Sim! Existem plataformas que oferecem pacotes com diversos ativos, e esse mercado está crescendo. As grandes gravadoras já estão de olho no mercado de “superfãs”, que querem investir no artista que admiram e ter benefícios exclusivos. “Acho que futuramente os compradores desses catálogos, acima de tudo, vão ser os fãs”, acredita Bruno.

**A negociação muda alguma coisa para os ouvintes?**

Não, geralmente é um processo confidencial. Às vezes, nem ficamos sabendo que o artista vendeu o catálogo.

**E para o mercado musical brasileiro?**

A venda de catálogos brasileiros para fundos internacionais pode ajudar a levar a nossa música para outros mercados. “A música brasileira não viaja muito longe por conta da barreira linguística… Mas as negociações internacionais abrem portais globais, ajudando a música nacional a se expandir e a se difundir”, afirma Bruno.

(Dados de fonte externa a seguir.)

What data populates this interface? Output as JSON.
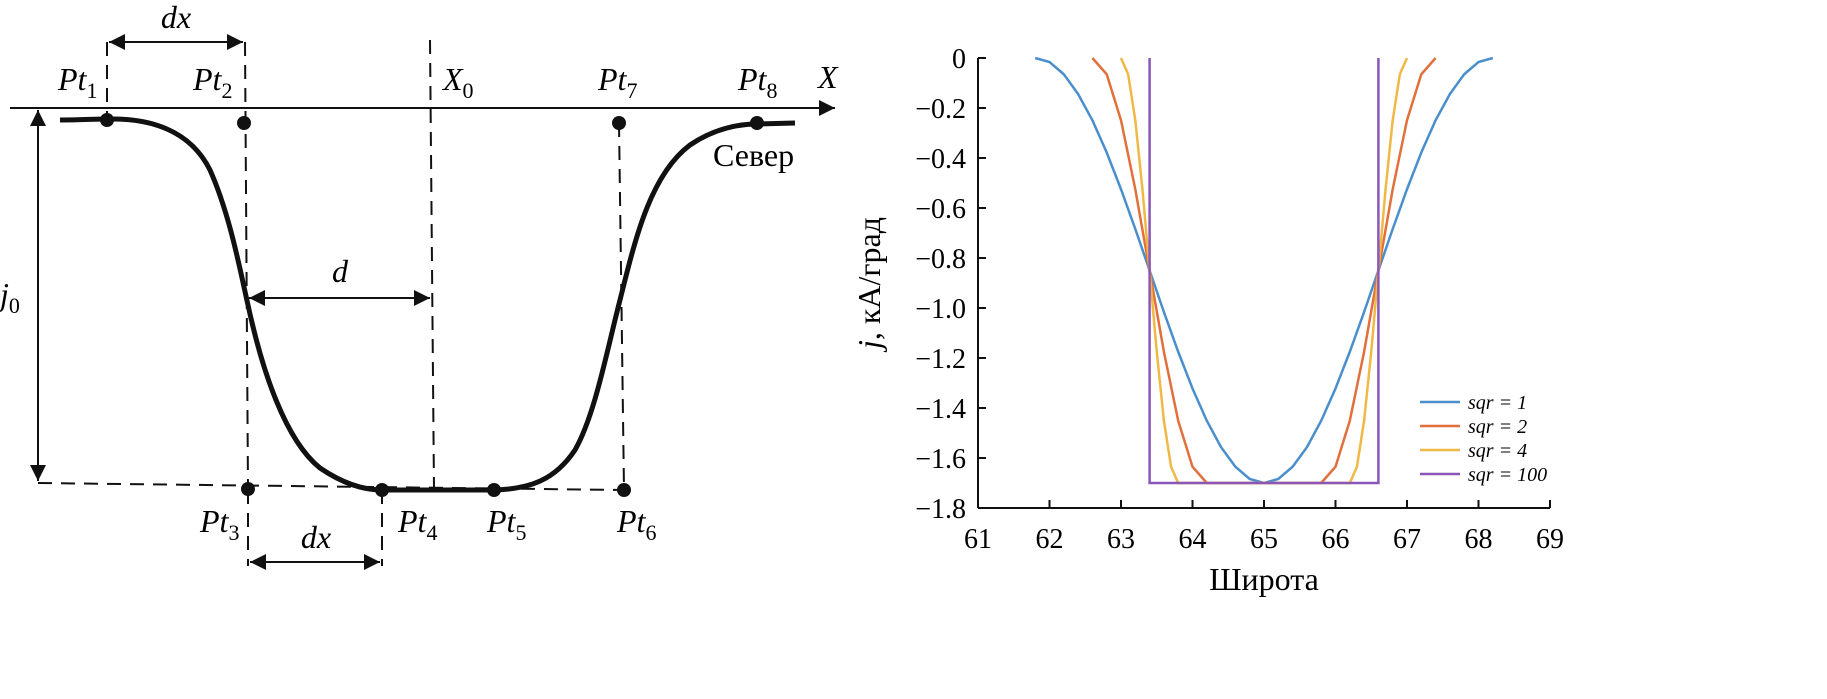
{
  "diagram": {
    "points": [
      {
        "base": "Pt",
        "sub": "1"
      },
      {
        "base": "Pt",
        "sub": "2"
      },
      {
        "base": "Pt",
        "sub": "3"
      },
      {
        "base": "Pt",
        "sub": "4"
      },
      {
        "base": "Pt",
        "sub": "5"
      },
      {
        "base": "Pt",
        "sub": "6"
      },
      {
        "base": "Pt",
        "sub": "7"
      },
      {
        "base": "Pt",
        "sub": "8"
      }
    ],
    "axis_label": "X",
    "center": {
      "base": "X",
      "sub": "0"
    },
    "amplitude": {
      "base": "j",
      "sub": "0"
    },
    "step_top": "dx",
    "step_bottom": "dx",
    "half_width": "d",
    "side": "Север"
  },
  "chart_data": {
    "type": "line",
    "xlabel": "Широта",
    "ylabel": {
      "italic": "j",
      "rest": ", кА/град"
    },
    "xlim": [
      61,
      69
    ],
    "ylim": [
      -1.8,
      0
    ],
    "xticks": [
      61,
      62,
      63,
      64,
      65,
      66,
      67,
      68,
      69
    ],
    "yticks": [
      0,
      {
        "value": -0.2,
        "label": "−0.2"
      },
      {
        "value": -0.4,
        "label": "−0.4"
      },
      {
        "value": -0.6,
        "label": "−0.6"
      },
      {
        "value": -0.8,
        "label": "−0.8"
      },
      {
        "value": -1.0,
        "label": "−1.0"
      },
      {
        "value": -1.2,
        "label": "−1.2"
      },
      {
        "value": -1.4,
        "label": "−1.4"
      },
      {
        "value": -1.6,
        "label": "−1.6"
      },
      {
        "value": -1.8,
        "label": "−1.8"
      }
    ],
    "legend": "lower right",
    "series": [
      {
        "name": "sqr = 1",
        "color": "#4a8fcb",
        "x": [
          61.8,
          62.0,
          62.2,
          62.4,
          62.6,
          62.8,
          63.0,
          63.2,
          63.4,
          63.6,
          63.8,
          64.0,
          64.2,
          64.4,
          64.6,
          64.8,
          65.0,
          65.2,
          65.4,
          65.6,
          65.8,
          66.0,
          66.2,
          66.4,
          66.6,
          66.8,
          67.0,
          67.2,
          67.4,
          67.6,
          67.8,
          68.0,
          68.2
        ],
        "values": [
          0,
          -0.016,
          -0.065,
          -0.144,
          -0.249,
          -0.378,
          -0.525,
          -0.684,
          -0.85,
          -1.016,
          -1.175,
          -1.322,
          -1.451,
          -1.557,
          -1.635,
          -1.684,
          -1.7,
          -1.684,
          -1.635,
          -1.557,
          -1.451,
          -1.322,
          -1.175,
          -1.016,
          -0.85,
          -0.684,
          -0.525,
          -0.378,
          -0.249,
          -0.144,
          -0.065,
          -0.016,
          0
        ]
      },
      {
        "name": "sqr = 2",
        "color": "#e2703c",
        "x": [
          62.6,
          62.8,
          63.0,
          63.2,
          63.4,
          63.6,
          63.8,
          64.0,
          64.2,
          65.8,
          66.0,
          66.2,
          66.4,
          66.6,
          66.8,
          67.0,
          67.2,
          67.4
        ],
        "values": [
          0,
          -0.065,
          -0.249,
          -0.525,
          -0.85,
          -1.175,
          -1.451,
          -1.635,
          -1.7,
          -1.7,
          -1.635,
          -1.451,
          -1.175,
          -0.85,
          -0.525,
          -0.249,
          -0.065,
          0
        ]
      },
      {
        "name": "sqr = 4",
        "color": "#f0b945",
        "x": [
          63.0,
          63.1,
          63.2,
          63.3,
          63.4,
          63.5,
          63.6,
          63.7,
          63.8,
          66.2,
          66.3,
          66.4,
          66.5,
          66.6,
          66.7,
          66.8,
          66.9,
          67.0
        ],
        "values": [
          0,
          -0.065,
          -0.249,
          -0.525,
          -0.85,
          -1.175,
          -1.451,
          -1.635,
          -1.7,
          -1.7,
          -1.635,
          -1.451,
          -1.175,
          -0.85,
          -0.525,
          -0.249,
          -0.065,
          0
        ]
      },
      {
        "name": "sqr = 100",
        "color": "#8a57b8",
        "x": [
          63.4,
          63.4,
          66.6,
          66.6
        ],
        "values": [
          0,
          -1.7,
          -1.7,
          0
        ]
      }
    ]
  }
}
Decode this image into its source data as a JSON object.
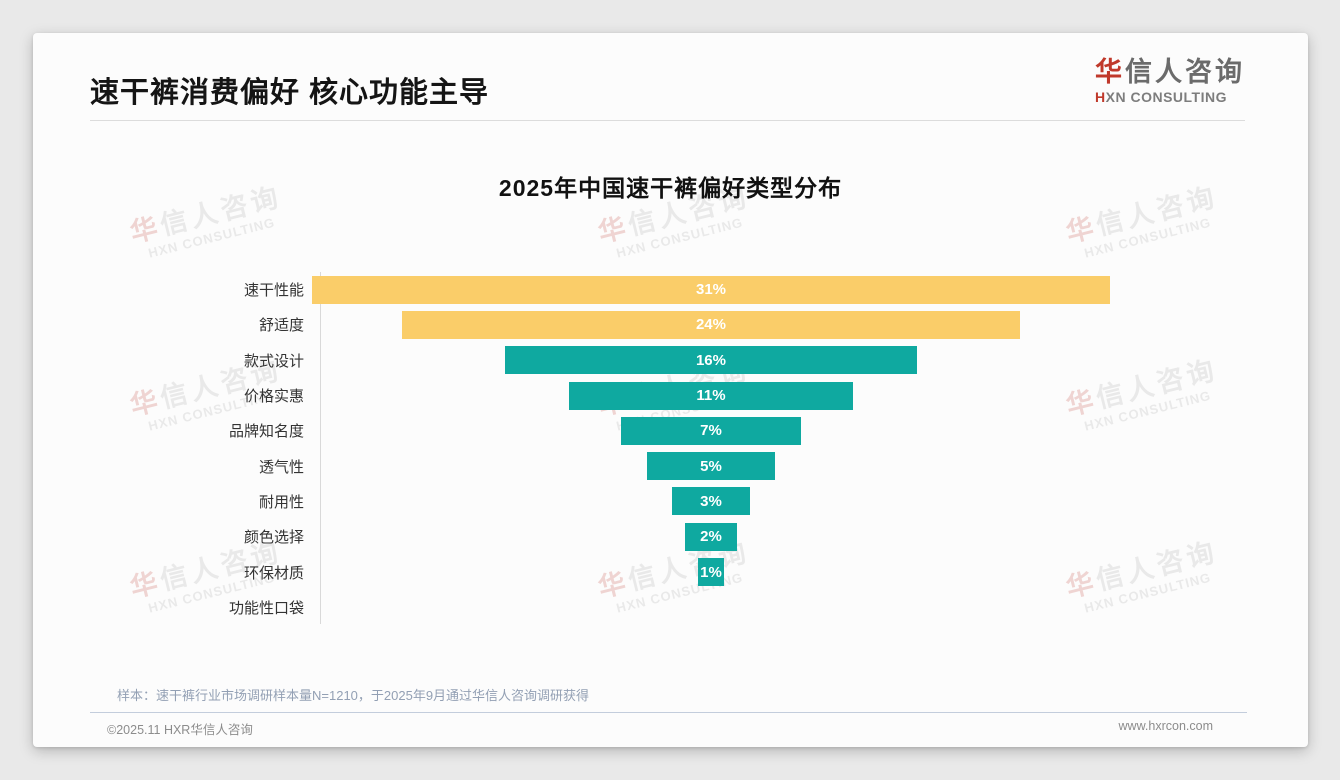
{
  "page": {
    "title": "速干裤消费偏好 核心功能主导",
    "note": "样本：速干裤行业市场调研样本量N=1210，于2025年9月通过华信人咨询调研获得",
    "footer_left": "©2025.11 HXR华信人咨询",
    "footer_right": "www.hxrcon.com"
  },
  "logo": {
    "cn_first": "华",
    "cn_rest": "信人咨询",
    "en_first": "H",
    "en_rest": "XN CONSULTING"
  },
  "watermark": {
    "cn_first": "华",
    "cn_rest": "信人咨询",
    "en": "HXN CONSULTING"
  },
  "colors": {
    "highlight_bar": "#FACD69",
    "primary_bar": "#0FA9A0",
    "logo_red": "#C0392B"
  },
  "chart_data": {
    "type": "bar",
    "subtype": "horizontal-centered-funnel",
    "title": "2025年中国速干裤偏好类型分布",
    "categories": [
      "速干性能",
      "舒适度",
      "款式设计",
      "价格实惠",
      "品牌知名度",
      "透气性",
      "耐用性",
      "颜色选择",
      "环保材质",
      "功能性口袋"
    ],
    "values": [
      31,
      24,
      16,
      11,
      7,
      5,
      3,
      2,
      1,
      0
    ],
    "unit": "%",
    "highlight_count": 2,
    "xlim": [
      0,
      31
    ],
    "value_labels": "inside-white-bold",
    "grid": false,
    "legend": false
  }
}
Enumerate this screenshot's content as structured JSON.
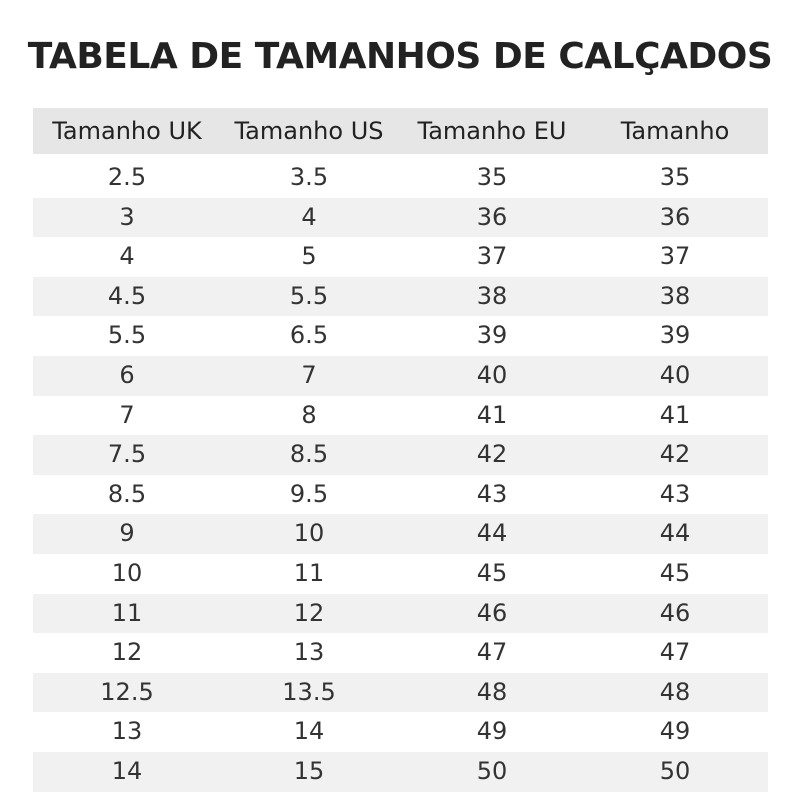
{
  "title": "TABELA DE TAMANHOS DE CALÇADOS",
  "table": {
    "header": [
      "Tamanho UK",
      "Tamanho US",
      "Tamanho EU",
      "Tamanho"
    ],
    "rows": [
      [
        "2.5",
        "3.5",
        "35",
        "35"
      ],
      [
        "3",
        "4",
        "36",
        "36"
      ],
      [
        "4",
        "5",
        "37",
        "37"
      ],
      [
        "4.5",
        "5.5",
        "38",
        "38"
      ],
      [
        "5.5",
        "6.5",
        "39",
        "39"
      ],
      [
        "6",
        "7",
        "40",
        "40"
      ],
      [
        "7",
        "8",
        "41",
        "41"
      ],
      [
        "7.5",
        "8.5",
        "42",
        "42"
      ],
      [
        "8.5",
        "9.5",
        "43",
        "43"
      ],
      [
        "9",
        "10",
        "44",
        "44"
      ],
      [
        "10",
        "11",
        "45",
        "45"
      ],
      [
        "11",
        "12",
        "46",
        "46"
      ],
      [
        "12",
        "13",
        "47",
        "47"
      ],
      [
        "12.5",
        "13.5",
        "48",
        "48"
      ],
      [
        "13",
        "14",
        "49",
        "49"
      ],
      [
        "14",
        "15",
        "50",
        "50"
      ]
    ]
  }
}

**Cuidado com os contratos!**

É fundamental ter contratos bem definidos, principalmente para artistas no início da carreira. É preciso detalhar a divisão dos direitos da obra e do fonograma. Qualquer falha pode gerar problemas judiciais e até a retirada de músicas do ar. Gustavo Deppe alerta também para o respeito ao legado dos artistas, principalmente em casos póstumos: “A gente tem que pensar também em quem talvez teria sensibilidade para fazer uma liberação de uso de obra. De repente, às vezes, aquele artista em vida não gostava de tal gênero musical, não gostava de tais artistas, e quem sucede às vezes não liga para isso e faz liberações.” Nesses casos, entra em jogo o direito moral do artista, herdado pela família.